Revani — Turkish semolina cake in citrus syrup
Revani is a Turkish (and Greek) semolina cake soaked in lemon-and-orange syrup — a close cousin of basbousa, with a slightly lighter, more egg-leavened texture. It is the canonical wedding sweet across Turkey and the Greek islands.
i. Origin & history
The name reportedly comes from the 16th-century poet Revani, a fixture of Ottoman court culture. The cake travelled with Ottoman expansion across the Balkans and the Levant; under different names — basbousa in Egypt, hareesa in Lebanon, ravani in Greece — it is essentially the same recipe.
ii. Ingredients
Makes 20 servings · scroll the side panel to adjust
- 200 g fine semolina
- 100 g plain flour
- 200 g caster sugar
- 4 large eggs
- 250 ml whole milk
- 100 ml neutral oil
- 1 tsp baking powder
- 1 tsp vanilla
- Zest of 1 lemon
- 300 g sugar
- 300 ml water
- 2 tbsp lemon juice
- 1 strip lemon peel
iii. Method
- Heat oven to 180 °C. Grease a 23 × 33 cm pan.

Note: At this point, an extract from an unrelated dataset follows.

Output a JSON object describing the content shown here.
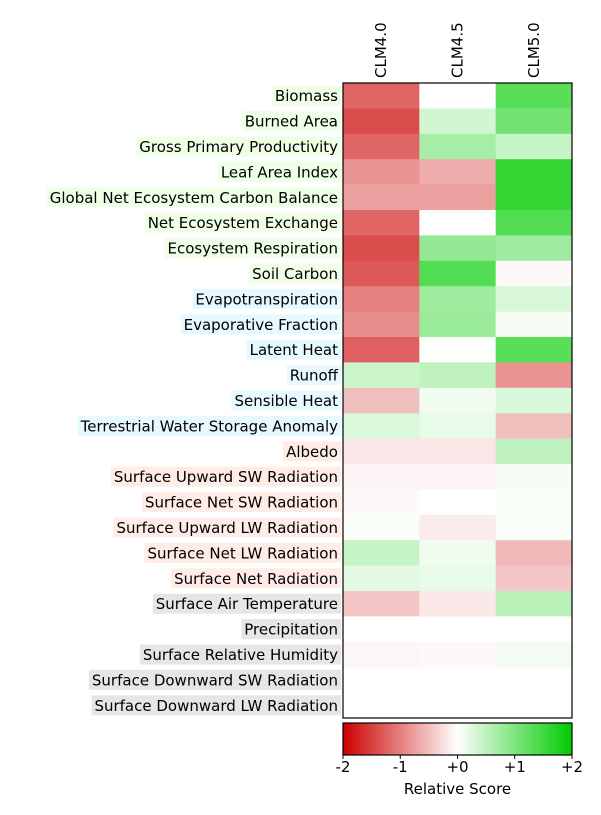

- Whisk eggs and sugar 4 min to pale and triple in volume.
- Whisk in milk, oil, vanilla and zest. Fold in semolina, flour and baking powder.

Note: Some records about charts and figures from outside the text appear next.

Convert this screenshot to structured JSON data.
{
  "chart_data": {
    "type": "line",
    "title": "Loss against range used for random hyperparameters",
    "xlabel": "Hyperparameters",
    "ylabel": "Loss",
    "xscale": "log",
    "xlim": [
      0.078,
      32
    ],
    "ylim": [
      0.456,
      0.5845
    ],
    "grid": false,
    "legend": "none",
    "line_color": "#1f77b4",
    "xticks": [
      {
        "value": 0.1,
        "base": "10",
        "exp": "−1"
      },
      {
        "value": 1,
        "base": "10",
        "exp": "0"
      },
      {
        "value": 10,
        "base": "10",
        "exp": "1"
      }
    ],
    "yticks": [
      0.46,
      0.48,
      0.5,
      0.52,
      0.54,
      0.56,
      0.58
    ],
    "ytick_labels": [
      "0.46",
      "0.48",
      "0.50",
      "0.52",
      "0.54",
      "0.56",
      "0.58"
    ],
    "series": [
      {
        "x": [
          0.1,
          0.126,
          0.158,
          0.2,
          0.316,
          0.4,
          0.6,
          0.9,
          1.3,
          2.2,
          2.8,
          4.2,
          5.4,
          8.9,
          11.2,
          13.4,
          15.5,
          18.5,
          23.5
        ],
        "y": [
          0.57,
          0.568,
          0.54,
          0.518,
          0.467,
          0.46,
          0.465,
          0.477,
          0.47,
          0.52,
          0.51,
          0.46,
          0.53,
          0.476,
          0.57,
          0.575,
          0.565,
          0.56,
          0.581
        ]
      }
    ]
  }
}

- Pour into the pan; bake 30 min until golden and a skewer comes out clean.
- Simmer syrup ingredients 8 min. Cool.
- Pour cold syrup over hot cake. Cool fully before cutting into diamonds.
iv. Tips & common mistakes
- Use the freshest ingredients you can. The recipe relies on them.
- Read the method through first. Several steps must be ready in advance.
- Season patiently. Sweetness and salt are tuned at the end, not the start.
v. Variations
Greek ravani may include orange zest and coconut. Turkish revani often adds yoghurt for tang. Pistachio revani folds chopped pistachios into the batter.
vi. Common questions
What is revani?
Revani is turkish semolina cake in citrus syrup, from middle eastern cuisine. It is the canonical wedding sweet across Turkey and the Greek islands
Where is revani from?
Revani is from the middle eastern dessert tradition; the recipe and history are detailed above.
How long does revani keep?
See the storage note in the Quick facts panel: 5 days at room temperature.